« Les sans deuil » de Lionel Bourg

« Ce sont des oiseaux.

Des centaines, des milliers d’oiseaux.

Ils gisent à même le sol ou, raides, plus froids que l’espèce de givre dont le ciel s’est couvert, pendent à des fils comme autant de trophées dérisoires, l’épuisement qui les faucha en plein vol ayant replié leurs ailes sur leurs petits corps sacrifiés.

C’est qu’ils étaient nuisibles.

Qu’il fallait les tuer pour sauver des récoltes au demeurant tellement incertaines qu’aucun massacre ne parvint à les épargner.

*

Fous, ils étaient fous, sans doute, ces oiseaux.

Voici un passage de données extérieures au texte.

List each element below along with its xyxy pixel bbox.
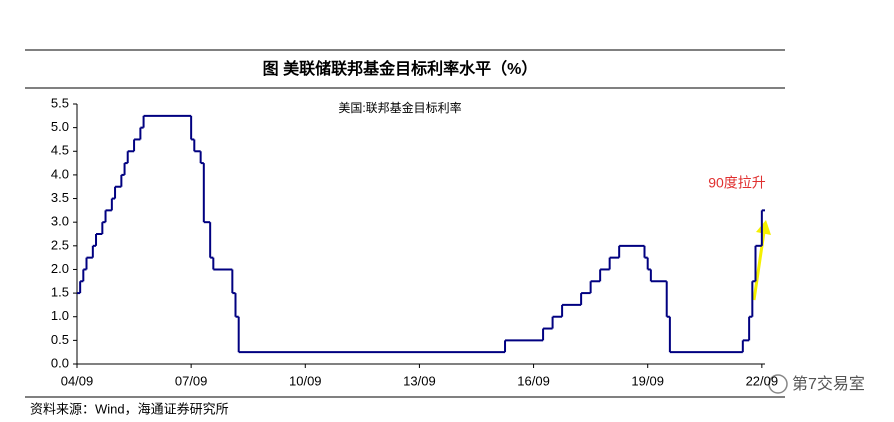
- y-tick-label: 5.0: [51, 119, 69, 134]
- annotation: 90度拉升: [708, 175, 766, 191]
- y-tick-label: 1.5: [51, 285, 69, 300]
- x-tick-label: 19/09: [631, 373, 664, 388]
- x-tick-label: 13/09: [403, 373, 436, 388]
- x-tick-label: 10/09: [289, 373, 322, 388]
- x-tick-label: 07/09: [175, 373, 208, 388]
- y-tick-label: 2.0: [51, 261, 69, 276]
- y-tick-label: 3.5: [51, 190, 69, 205]
- x-tick-label: 22/09: [746, 373, 779, 388]
- y-tick-label: 4.0: [51, 166, 69, 181]
- watermark: 第7交易室: [792, 375, 865, 393]
- y-tick-label: 0.0: [51, 355, 69, 370]
- chart-title: 图 美联储联邦基金目标利率水平（%）: [263, 59, 538, 78]
- x-tick-label: 04/09: [61, 373, 94, 388]
- y-tick-label: 2.5: [51, 237, 69, 252]
- source-note: 资料来源：Wind，海通证券研究所: [30, 401, 229, 416]
- series-label: 美国:联邦基金目标利率: [338, 100, 461, 115]
- watermark-icon: [768, 374, 788, 394]
- x-tick-label: 16/09: [517, 373, 550, 388]
- y-tick-label: 4.5: [51, 143, 69, 158]
- arrow-head: [756, 220, 771, 235]
- y-tick-label: 3.0: [51, 214, 69, 229]
- y-tick-label: 0.5: [51, 332, 69, 347]
- y-tick-label: 5.5: [51, 95, 69, 110]
- y-tick-label: 1.0: [51, 308, 69, 323]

Indisciplinés, rétifs aux idéaux bureaucratiques, trop indépendants, trop libres et pareils à ces écoliers un peu turbulents qu’un maître condamne au piquet quand ils chantent ou marmonnent sans se soucier des taches qu’ils sèment sur une page de cahier.

L’on ne connaîtra d’eux que ces dépouilles.

Ces cadavres mutilés, comme amputés d’eux-mêmes et qui, du sang sèche sur leurs plumes, ressemblent étrangement aux malheureux — réfugiés, migrants, déportés — que l’on photographie aux frontières où des chiens veillent au pied de murs hérissés de tessons de bouteille, de lames de rasoir et de chevelures barbelées.

Ils sont seuls, bien sûr.

Uniques d’avoir subi des destins similaires.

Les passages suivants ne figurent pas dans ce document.